Quantization, a widely-used technique to make AI models more efficient, has limits and the industry may soon be approaching them. Quantization lowers the number of bits needed to represent information, but researchers have found that quantized models perform worse than the original unquantized versions if trained over a long period on lots of data, which spells bad news for AI firms training very large models. Scaling up models eventually provides diminishing returns and data curation and filtering may have an impact on efficacy.
Labs are reluctant to train models on smaller data sets and so researchers suggest that training models in low precision can make them more robust. The optimal balance has yet to be discovered, but low quantization precision will result in a noticeable step down in quality, unless the original model is incredibly large in terms of parameter count. There are no shortcuts and bit precision matters, according to the researchers, who believe that future innovations will focus on architectures designed for low-precision training.

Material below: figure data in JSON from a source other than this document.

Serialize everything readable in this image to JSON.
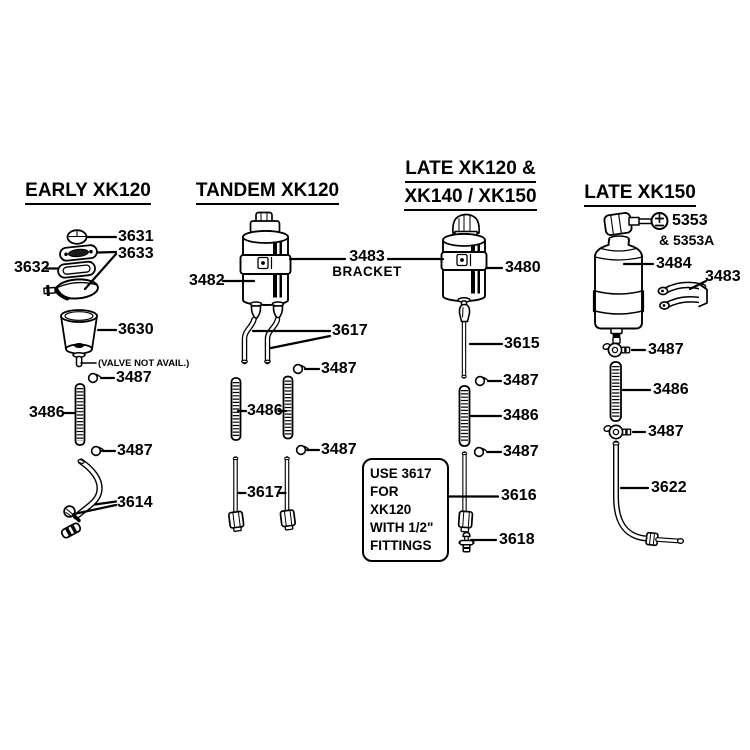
{
  "sections": {
    "early_xk120": {
      "title": "EARLY XK120",
      "parts": {
        "p3631": "3631",
        "p3633": "3633",
        "p3632": "3632",
        "p3630": "3630",
        "valve_note": "(VALVE NOT AVAIL.)",
        "p3487a": "3487",
        "p3486": "3486",
        "p3487b": "3487",
        "p3614": "3614"
      }
    },
    "tandem_xk120": {
      "title": "TANDEM XK120",
      "parts": {
        "p3482": "3482",
        "p3617a": "3617",
        "p3487a": "3487",
        "p3486": "3486",
        "p3487b": "3487",
        "p3617b": "3617"
      }
    },
    "late_xk120_140_150": {
      "title_line1": "LATE XK120 &",
      "title_line2": "XK140 / XK150",
      "bracket": {
        "number": "3483",
        "caption": "BRACKET"
      },
      "parts": {
        "p3480": "3480",
        "p3615": "3615",
        "p3487a": "3487",
        "p3486": "3486",
        "p3487b": "3487",
        "p3616": "3616",
        "p3618": "3618"
      },
      "note_box": {
        "line1": "USE 3617",
        "line2": "FOR XK120",
        "line3": "WITH 1/2\"",
        "line4": "FITTINGS"
      }
    },
    "late_xk150": {
      "title": "LATE XK150",
      "parts": {
        "p5353": "5353",
        "p5353a": "& 5353A",
        "p3484": "3484",
        "p3483": "3483",
        "p3487a": "3487",
        "p3486": "3486",
        "p3487b": "3487",
        "p3622": "3622"
      }
    }
  },
  "colors": {
    "ink": "#000000",
    "background": "#ffffff"
  }
}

The performance of quantized models is influenced by how models are trained and the precision of data types. Most models today are trained at 16-bit or half-precision before being post-train quantized to 8-bit precision. Low precision is seen as desirable for inference costs, but it has its limitations.
Contrary to popular belief, AI model inferencing is often more expensive in aggregate than model training. Google spent an estimated $191m training one of its Gemini models. But if the company used the model to generate 50-word answers to half of all Google Search queries, it would spend around $6bn a year.
Quantizing models with fewer bits representing their parameters are less demanding mathematically and computationally. But quantization may have more trade-offs than previously assumed.
The industry must move away from scaling up models and training on massive datasets because there are limitations that cannot be overcome.
In the future, architectures that deliberately aim to make low-precision training stable will be important and low-precision training will be useful in some scenarios.
AI models are not fully understood, and known shortcuts that work in many kinds of computation do not necessarily work in AI. Researchers of AI models believe that low quantization precision will result in a noticeable step down in quality, unless the original model is incredibly large in terms of parameter count.
Kumar and his colleagues' study was at a small scale, and they plan to test it with more models in the future. But he believes that there is no free lunch when it comes to reducing inference costs.
Efforts will be put into meticulous data curation and filtering so that only the highest quality data is put into smaller models. Kumar concludes that reducing bit precision is not sustainable and has its limitations.